Надо только подобрать правильные слова.
— Я спою вам, — сказал он, — передайте всем. Я спою вам. Только всем. Сразу.
— Это хорошая мысль, Фома, — сказал Балор. — Давай соберемся все вместе, пока нас не убили. Ты будешь петь о нашей храбрости?
— Я буду петь о любви, — сказал Фома, — о жизни и о любви.
— Наверняка, — сказал Балор, широко улыбаясь, — наверняка ты сложишь прекрасную песню!
* * *
Он плыл, закрыв глаза. Так почему-то было легче.
Легкое эхо от плеска волн о борта его лодки, от ударов шеста о воду, от шелеста листьев над головой соткало сложную картину из теней и света, вроде той, что пляшет на поверхности воды на закате. Запретный остров под закрытыми веками казался четче, чем наяву, — корзинка цветов и листьев, торчащая из воды. Он открыл глаза.
За спиной, точно поплавки, качались лодки, и по дороге к их маленькой флотилии присоединялись еще и еще, выныривали из темноты, точно хищные остроносые рыбы, — все фоморы из всех гнезд, сколько их было, собрались здесь послушать песню.

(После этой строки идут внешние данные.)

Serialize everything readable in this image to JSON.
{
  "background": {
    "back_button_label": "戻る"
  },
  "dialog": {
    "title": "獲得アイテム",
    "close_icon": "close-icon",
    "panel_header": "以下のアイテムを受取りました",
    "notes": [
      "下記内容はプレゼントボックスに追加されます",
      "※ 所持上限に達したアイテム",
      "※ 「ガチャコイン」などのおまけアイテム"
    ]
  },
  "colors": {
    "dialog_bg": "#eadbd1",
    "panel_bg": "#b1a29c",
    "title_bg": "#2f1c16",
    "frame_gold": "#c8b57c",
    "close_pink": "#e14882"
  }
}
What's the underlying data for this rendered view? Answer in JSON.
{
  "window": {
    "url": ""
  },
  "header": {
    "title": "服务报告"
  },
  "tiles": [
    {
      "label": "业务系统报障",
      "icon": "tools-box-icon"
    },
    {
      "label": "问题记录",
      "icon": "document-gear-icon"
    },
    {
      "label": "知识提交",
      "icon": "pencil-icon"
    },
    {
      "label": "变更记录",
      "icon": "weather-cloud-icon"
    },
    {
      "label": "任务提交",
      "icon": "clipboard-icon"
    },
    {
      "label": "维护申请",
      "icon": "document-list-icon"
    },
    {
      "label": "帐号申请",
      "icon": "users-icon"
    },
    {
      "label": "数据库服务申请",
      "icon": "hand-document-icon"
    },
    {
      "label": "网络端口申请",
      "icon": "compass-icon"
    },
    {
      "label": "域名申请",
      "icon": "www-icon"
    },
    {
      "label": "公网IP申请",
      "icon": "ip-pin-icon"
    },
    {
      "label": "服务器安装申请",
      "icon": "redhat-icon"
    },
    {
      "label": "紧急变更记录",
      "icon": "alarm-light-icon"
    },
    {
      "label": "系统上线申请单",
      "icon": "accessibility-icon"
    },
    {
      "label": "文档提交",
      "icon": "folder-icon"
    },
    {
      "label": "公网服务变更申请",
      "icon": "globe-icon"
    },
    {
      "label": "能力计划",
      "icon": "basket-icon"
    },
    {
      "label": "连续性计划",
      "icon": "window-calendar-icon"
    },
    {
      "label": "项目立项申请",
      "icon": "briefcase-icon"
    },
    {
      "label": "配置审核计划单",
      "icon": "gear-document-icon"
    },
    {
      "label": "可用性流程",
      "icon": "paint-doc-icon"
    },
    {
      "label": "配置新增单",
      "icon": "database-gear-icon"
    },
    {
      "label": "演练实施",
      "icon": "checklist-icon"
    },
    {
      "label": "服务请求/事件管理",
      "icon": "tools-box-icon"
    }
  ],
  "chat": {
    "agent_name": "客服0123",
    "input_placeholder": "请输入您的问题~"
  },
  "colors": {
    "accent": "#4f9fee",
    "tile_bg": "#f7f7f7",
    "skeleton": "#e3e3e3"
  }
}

Сколько их, подумал он, о боже, я и не думал, что их столько. Их же тысячи!
И тут он услышал зов.
Зов был таким ясным и четким, словно кто-то позвал его по имени.
Он осторожно шестом развернул лодку носом вдоль рукоятки Большого Ковша.
Лодки за его спиной тоже чуть развернулись, едино и слаженно, точно стая серебристо-черных рыбок.
И он увидел остров. Он был немножко не таким, как он себе его представлял, словно чуть вытянулся в длину и теперь походил не столько на одну корзину цветов, сколько на несколько таких корзин, помельче, спущенных на воду.
Вода вокруг него была чистая и спокойная.
Он обернулся и увидел лодки кэлпи.
Дальше, за лодками, небо горело.
Больше ничего, только пурпурное небо, отозвавшееся у него в голове тяжелым медным звоном, но он внутренним взором видел: горело изящное убежище кэлпи в плавнях. Горели бревенчатые настилы и лесенки, рыбы всплывали белыми брюхами вверх, птицы носились по небу, точно пылающие лоскуты тряпья, ондатры выбирались на берег и безуспешно пытались отчистить слипшуюся шкурку, листья ивы сворачивались в бурые свитки, и, прежде чем заняться пламенем, на них проступали огненные письмена на неведомом языке.
И катился в туче брызг, точно огромное блестящее черное колесо, в боли и ярости кусая себя за хвост, выпрыгивал из воды в тщетной попытке спастись страшный водяной конь.
Но здесь было тихо.
Вода плескалась о белую полоску берега.
Он направил лодку к ней, обернулся и крикнул:
— Ждите здесь! Все ждите здесь!
И высоко поднял свою арфу, чтобы все увидели ее.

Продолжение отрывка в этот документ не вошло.